Trump’s comment tracks with Republican talking points about the hearing, where the Republican National Committee and White House urged surrogates to emphasize the fact that Comey clearly said the President was never an explicit subject of the Russia probe during his time at the FBI.

But Comey’s testimony about the President was also damaging. The former FBI director said Trump’s private comments urging him to drop the probe into former national security adviser Michael Flynn led him to tell his Justice Department colleagues they needed to be careful. And he said multiple times that he choose to take detailed notes about his interactions with Trump because he worried the White House and President would lie about them if he didn’t.

Trump fired Comey in May, setting off a series of events that eventually led the career law enforcement official to sit before senators on Thursday.

And Friday’s message on Twitter was the President, in effect, accusing Comey of perjury because the former FBI director was under oath during the Senate intelligence committee hearing.

The White House initially blamed Comey’s firing on the way he handled the Hillary Clinton email investigation during the 2016 election. But once that excuse fell apart, Trump himself said he fired the former FBI director over the FBI probe. That, Comey said, worried him.

“It’s my judgment that I was fired because of the Russia investigation,” Comey said. “I was fired in some way to change, or the endeavor was to change, the way the Russia investigation was being conducted.”

Republicans, who have been pushing the need to punish leakers for months, have also jumped on the fact that Comey provided the content of a memo regarding meetings between himself and the President to a friend, who then disseminated the information to the media.

Trump’s outside lawyer insisted Thursday that it was Comey who lied when he detailed conversations between himself and the President, raising the accusation that Comey committed perjury while testifying under oath.

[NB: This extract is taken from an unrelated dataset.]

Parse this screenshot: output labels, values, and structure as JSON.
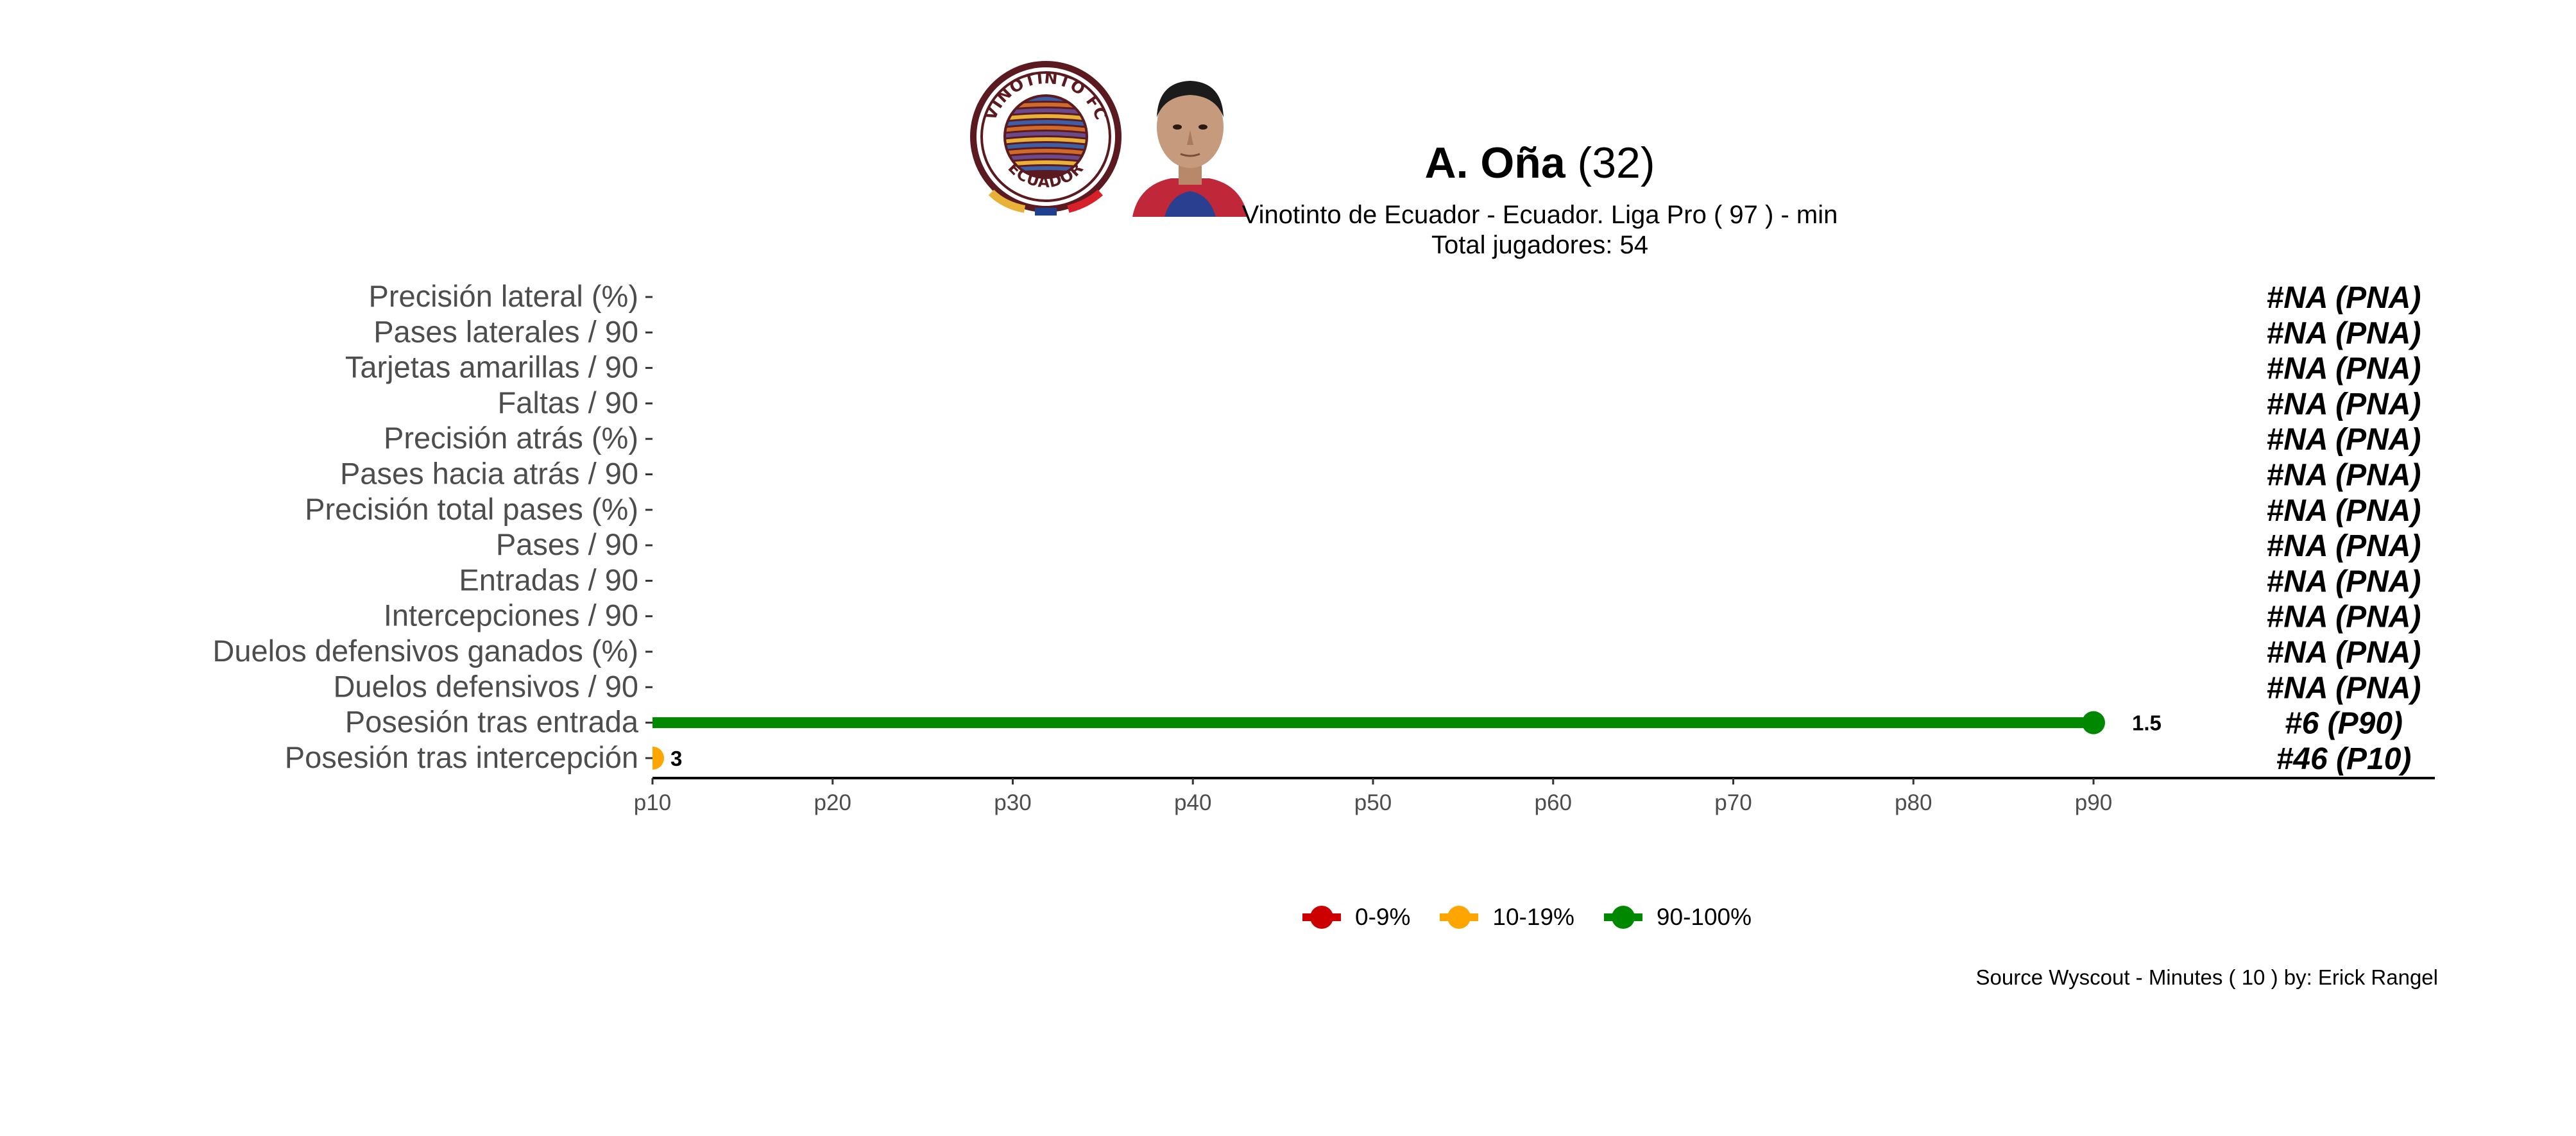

Marc Kasowitz, Trump’s recently hired outside counsel, slammed Comey for “unilaterally and surreptitiously” disseminating the content of his conversations with Trump, arguing that information was “privileged.”

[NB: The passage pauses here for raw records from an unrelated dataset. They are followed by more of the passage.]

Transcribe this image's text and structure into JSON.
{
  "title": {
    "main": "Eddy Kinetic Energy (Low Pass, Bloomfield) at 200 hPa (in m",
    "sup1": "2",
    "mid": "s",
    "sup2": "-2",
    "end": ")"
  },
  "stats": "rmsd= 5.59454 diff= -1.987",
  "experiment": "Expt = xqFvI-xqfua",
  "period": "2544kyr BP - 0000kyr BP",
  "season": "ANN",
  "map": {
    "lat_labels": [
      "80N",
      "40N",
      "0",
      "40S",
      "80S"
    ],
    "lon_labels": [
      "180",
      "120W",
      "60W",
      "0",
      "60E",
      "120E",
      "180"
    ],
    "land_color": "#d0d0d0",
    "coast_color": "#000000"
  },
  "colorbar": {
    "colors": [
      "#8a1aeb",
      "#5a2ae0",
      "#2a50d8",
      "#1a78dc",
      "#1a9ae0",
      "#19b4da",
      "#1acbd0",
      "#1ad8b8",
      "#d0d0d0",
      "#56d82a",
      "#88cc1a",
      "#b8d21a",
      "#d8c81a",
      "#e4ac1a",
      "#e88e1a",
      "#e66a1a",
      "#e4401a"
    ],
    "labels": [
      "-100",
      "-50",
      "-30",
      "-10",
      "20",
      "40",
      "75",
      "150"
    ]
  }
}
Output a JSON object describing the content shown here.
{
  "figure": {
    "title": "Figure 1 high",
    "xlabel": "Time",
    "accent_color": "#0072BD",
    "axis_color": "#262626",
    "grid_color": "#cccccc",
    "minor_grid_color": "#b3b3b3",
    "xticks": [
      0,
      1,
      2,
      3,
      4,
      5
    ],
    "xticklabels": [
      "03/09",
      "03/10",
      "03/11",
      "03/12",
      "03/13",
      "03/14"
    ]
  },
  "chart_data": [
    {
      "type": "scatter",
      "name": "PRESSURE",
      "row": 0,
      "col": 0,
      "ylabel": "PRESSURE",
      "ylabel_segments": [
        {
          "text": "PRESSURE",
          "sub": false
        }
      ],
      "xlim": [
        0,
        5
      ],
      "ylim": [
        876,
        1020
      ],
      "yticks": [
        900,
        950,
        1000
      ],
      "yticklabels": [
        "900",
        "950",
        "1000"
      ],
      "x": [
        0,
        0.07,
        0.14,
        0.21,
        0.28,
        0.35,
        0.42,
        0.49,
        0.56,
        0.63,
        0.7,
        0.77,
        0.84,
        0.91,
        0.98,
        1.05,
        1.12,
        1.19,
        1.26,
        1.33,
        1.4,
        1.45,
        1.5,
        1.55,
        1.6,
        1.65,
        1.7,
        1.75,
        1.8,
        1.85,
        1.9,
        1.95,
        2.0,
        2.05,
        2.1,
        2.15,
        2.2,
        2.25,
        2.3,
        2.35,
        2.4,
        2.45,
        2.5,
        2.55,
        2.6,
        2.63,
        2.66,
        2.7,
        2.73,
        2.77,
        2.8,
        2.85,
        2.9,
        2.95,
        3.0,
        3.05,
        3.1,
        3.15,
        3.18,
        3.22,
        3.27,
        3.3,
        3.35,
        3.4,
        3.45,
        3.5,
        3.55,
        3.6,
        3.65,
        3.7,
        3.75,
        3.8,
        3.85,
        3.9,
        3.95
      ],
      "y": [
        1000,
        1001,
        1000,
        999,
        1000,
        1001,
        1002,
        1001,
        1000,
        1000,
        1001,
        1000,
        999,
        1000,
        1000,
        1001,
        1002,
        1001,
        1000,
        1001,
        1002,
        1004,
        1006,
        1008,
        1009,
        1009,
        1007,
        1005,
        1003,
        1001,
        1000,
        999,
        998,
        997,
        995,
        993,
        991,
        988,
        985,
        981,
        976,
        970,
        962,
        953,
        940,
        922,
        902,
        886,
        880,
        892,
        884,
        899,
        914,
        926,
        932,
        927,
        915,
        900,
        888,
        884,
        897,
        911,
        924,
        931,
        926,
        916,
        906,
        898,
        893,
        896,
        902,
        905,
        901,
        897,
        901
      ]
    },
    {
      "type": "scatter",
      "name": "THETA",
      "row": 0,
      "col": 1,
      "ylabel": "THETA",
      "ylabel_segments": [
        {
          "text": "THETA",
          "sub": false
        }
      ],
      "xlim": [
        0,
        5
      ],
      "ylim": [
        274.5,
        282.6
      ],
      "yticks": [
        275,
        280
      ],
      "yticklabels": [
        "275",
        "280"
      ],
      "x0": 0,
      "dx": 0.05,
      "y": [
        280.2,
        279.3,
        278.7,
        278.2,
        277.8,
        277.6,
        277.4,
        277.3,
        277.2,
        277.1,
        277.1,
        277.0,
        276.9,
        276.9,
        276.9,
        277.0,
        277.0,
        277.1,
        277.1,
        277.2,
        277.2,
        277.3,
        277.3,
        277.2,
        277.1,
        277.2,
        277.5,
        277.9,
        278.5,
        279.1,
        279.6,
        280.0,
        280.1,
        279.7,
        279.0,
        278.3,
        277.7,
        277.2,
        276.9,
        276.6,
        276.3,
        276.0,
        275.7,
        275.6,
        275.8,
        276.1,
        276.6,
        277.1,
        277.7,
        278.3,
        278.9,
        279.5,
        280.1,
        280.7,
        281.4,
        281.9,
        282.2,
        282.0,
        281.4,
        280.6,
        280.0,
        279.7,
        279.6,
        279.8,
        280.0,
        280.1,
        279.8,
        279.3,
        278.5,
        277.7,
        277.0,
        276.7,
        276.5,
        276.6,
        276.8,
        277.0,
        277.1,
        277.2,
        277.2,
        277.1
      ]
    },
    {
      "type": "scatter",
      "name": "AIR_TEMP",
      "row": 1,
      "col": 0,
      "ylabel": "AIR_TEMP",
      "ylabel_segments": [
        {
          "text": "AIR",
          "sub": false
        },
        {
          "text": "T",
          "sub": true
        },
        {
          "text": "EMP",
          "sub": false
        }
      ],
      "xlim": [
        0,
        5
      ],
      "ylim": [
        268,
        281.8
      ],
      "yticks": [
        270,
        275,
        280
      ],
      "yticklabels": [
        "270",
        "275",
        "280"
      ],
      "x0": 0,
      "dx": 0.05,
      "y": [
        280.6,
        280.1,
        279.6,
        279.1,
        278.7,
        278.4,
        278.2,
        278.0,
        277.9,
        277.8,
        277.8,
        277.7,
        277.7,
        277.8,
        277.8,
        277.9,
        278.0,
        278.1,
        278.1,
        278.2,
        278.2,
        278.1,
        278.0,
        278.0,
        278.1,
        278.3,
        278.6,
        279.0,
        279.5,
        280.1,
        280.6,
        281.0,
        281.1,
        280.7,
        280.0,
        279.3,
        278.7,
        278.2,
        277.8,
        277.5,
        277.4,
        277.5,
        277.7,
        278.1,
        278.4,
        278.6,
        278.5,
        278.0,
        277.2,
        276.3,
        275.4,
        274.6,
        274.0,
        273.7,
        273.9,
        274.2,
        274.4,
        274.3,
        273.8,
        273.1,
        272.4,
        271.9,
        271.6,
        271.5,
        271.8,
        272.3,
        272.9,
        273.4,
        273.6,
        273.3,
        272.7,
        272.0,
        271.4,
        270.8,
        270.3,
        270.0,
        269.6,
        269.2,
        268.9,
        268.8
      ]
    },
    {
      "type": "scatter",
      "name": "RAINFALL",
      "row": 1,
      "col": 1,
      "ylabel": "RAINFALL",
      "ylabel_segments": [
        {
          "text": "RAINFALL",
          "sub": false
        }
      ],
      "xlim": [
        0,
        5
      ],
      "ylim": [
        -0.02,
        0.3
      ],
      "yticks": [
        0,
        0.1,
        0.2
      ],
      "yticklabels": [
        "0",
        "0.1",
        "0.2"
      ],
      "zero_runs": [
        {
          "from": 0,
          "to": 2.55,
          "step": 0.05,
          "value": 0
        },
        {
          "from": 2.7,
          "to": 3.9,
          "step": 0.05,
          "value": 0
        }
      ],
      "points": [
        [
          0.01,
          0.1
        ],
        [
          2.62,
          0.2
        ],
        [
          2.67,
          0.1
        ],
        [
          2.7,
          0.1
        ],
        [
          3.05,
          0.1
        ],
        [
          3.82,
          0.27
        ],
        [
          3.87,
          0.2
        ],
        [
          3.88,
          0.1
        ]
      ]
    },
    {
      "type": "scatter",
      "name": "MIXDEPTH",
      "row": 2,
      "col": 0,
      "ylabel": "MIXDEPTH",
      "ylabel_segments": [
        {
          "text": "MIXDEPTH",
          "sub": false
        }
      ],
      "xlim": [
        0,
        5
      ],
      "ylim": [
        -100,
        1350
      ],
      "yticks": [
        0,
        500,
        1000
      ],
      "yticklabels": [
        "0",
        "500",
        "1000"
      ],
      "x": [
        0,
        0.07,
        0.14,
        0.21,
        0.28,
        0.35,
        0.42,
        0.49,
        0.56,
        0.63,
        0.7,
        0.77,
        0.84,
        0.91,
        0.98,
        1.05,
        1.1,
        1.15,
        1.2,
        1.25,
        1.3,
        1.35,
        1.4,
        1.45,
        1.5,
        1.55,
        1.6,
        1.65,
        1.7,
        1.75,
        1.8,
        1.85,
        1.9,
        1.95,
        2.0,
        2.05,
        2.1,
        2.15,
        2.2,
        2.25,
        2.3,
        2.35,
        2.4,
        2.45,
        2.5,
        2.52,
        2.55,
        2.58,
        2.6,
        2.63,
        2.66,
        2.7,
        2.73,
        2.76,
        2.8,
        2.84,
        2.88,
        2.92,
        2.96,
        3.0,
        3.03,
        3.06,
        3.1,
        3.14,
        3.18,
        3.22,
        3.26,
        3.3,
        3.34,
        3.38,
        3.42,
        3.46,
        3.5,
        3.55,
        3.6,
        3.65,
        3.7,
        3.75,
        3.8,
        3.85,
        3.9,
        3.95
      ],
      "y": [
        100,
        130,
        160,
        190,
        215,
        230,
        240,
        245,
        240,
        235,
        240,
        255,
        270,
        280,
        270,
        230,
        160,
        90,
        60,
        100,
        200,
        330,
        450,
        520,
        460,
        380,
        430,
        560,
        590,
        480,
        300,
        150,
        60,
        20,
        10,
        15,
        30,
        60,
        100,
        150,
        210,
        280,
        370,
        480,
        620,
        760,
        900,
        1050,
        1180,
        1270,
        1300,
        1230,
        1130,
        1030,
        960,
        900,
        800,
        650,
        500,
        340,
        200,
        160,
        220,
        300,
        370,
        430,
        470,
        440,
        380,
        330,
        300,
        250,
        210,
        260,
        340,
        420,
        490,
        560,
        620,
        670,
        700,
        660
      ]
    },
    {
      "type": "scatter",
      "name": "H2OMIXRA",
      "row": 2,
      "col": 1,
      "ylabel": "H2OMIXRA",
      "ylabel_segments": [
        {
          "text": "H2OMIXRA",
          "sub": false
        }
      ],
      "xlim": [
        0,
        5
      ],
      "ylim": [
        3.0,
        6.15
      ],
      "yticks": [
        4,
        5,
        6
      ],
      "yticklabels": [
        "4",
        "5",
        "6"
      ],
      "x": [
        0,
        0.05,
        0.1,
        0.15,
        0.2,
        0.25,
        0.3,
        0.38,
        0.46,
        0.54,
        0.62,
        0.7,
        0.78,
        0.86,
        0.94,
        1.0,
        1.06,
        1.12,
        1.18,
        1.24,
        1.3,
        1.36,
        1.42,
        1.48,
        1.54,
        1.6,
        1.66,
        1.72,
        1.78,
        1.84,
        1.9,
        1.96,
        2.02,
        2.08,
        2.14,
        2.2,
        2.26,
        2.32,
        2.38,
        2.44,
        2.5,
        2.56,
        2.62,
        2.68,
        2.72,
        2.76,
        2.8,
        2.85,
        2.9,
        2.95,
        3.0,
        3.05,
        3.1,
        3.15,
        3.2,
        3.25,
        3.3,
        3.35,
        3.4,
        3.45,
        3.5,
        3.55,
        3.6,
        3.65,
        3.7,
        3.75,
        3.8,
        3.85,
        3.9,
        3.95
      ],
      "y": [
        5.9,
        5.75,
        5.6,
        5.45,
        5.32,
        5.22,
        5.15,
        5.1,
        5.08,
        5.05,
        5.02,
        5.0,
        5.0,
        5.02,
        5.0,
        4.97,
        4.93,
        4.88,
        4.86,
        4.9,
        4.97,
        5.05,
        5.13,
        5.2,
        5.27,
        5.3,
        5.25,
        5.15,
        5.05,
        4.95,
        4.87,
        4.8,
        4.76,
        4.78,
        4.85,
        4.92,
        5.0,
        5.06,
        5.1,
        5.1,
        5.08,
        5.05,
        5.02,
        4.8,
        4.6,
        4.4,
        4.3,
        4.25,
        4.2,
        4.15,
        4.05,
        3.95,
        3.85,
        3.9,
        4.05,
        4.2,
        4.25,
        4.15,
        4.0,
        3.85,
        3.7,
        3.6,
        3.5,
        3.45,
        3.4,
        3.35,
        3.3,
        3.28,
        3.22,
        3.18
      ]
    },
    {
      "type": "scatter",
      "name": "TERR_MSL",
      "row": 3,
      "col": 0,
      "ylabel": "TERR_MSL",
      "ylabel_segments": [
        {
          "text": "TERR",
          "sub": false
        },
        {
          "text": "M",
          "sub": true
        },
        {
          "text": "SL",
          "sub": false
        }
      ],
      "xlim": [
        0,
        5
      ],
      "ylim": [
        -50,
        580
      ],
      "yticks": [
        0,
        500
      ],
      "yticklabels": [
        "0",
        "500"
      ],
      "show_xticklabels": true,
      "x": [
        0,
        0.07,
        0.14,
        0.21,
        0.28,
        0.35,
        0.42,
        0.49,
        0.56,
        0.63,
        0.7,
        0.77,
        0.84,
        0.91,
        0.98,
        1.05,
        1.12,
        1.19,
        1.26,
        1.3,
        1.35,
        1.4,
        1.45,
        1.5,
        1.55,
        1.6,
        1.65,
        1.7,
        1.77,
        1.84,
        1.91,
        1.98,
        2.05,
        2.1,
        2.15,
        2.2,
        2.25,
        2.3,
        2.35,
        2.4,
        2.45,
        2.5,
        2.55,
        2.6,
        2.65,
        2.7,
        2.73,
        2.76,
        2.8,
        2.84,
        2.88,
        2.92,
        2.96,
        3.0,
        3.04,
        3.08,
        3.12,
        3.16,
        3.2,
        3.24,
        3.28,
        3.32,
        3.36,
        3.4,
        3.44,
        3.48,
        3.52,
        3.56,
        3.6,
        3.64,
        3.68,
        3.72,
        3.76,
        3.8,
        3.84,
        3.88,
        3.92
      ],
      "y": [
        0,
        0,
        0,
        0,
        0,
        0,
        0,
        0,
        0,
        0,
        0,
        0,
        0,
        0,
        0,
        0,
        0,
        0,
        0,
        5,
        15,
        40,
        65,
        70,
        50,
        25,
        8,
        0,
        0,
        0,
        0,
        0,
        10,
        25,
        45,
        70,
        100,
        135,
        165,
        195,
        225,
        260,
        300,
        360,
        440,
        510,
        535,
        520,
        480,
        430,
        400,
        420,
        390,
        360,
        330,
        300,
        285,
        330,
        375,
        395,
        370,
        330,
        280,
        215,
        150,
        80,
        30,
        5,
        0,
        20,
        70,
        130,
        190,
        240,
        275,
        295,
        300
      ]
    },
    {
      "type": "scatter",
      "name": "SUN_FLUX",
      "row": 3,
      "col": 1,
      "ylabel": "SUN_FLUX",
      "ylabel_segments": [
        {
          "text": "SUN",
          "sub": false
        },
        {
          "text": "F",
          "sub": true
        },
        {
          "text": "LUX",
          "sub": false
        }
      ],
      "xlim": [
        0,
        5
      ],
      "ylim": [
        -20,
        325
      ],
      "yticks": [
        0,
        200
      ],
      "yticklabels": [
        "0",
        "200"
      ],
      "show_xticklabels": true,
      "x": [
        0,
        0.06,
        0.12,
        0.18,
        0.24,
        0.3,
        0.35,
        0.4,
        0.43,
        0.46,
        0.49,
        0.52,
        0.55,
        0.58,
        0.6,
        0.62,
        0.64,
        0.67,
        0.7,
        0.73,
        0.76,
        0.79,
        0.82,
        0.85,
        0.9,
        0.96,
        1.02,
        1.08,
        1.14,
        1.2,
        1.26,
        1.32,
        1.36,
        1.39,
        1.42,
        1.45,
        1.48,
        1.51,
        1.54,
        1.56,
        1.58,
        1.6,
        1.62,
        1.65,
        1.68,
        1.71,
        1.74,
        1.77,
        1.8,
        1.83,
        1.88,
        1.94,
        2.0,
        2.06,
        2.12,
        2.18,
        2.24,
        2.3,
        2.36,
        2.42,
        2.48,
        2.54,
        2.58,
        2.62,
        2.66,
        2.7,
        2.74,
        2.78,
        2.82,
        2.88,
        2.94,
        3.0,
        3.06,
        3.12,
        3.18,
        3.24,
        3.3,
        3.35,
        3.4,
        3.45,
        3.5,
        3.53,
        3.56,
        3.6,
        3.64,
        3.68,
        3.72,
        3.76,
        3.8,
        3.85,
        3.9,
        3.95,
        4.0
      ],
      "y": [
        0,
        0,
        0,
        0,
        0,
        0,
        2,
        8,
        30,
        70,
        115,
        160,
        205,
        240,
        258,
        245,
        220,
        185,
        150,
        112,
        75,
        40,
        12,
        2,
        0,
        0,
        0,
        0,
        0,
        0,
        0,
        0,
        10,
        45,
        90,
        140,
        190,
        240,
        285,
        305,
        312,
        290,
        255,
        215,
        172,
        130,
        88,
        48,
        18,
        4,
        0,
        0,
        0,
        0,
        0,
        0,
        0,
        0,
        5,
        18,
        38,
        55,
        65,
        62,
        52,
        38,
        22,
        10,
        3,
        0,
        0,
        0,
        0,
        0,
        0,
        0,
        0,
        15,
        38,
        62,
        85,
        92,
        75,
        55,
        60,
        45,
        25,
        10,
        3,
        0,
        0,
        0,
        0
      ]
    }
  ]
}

A number of legal scholars disagree with Kasowitz’s assessment, including John Dean, who served as White House counsel in the Nixon administration.

“This is not privileged information,” Dean said bluntly.

Trump’s top aides and advisers successfully kept the president off Twitter during the Comey hearing, something they told reporters they were hoping to do. Trump was asked about Comey’s testimony multiple times during a meeting with governors and mayors, but ignored all the questions.

The President will likely be asked directly about the former FBI director’s testimony on Friday, when he takes formal questions for the first time in three weeks during a joint press conference in the Rose Garden with Romanian President Klaus Iohanni.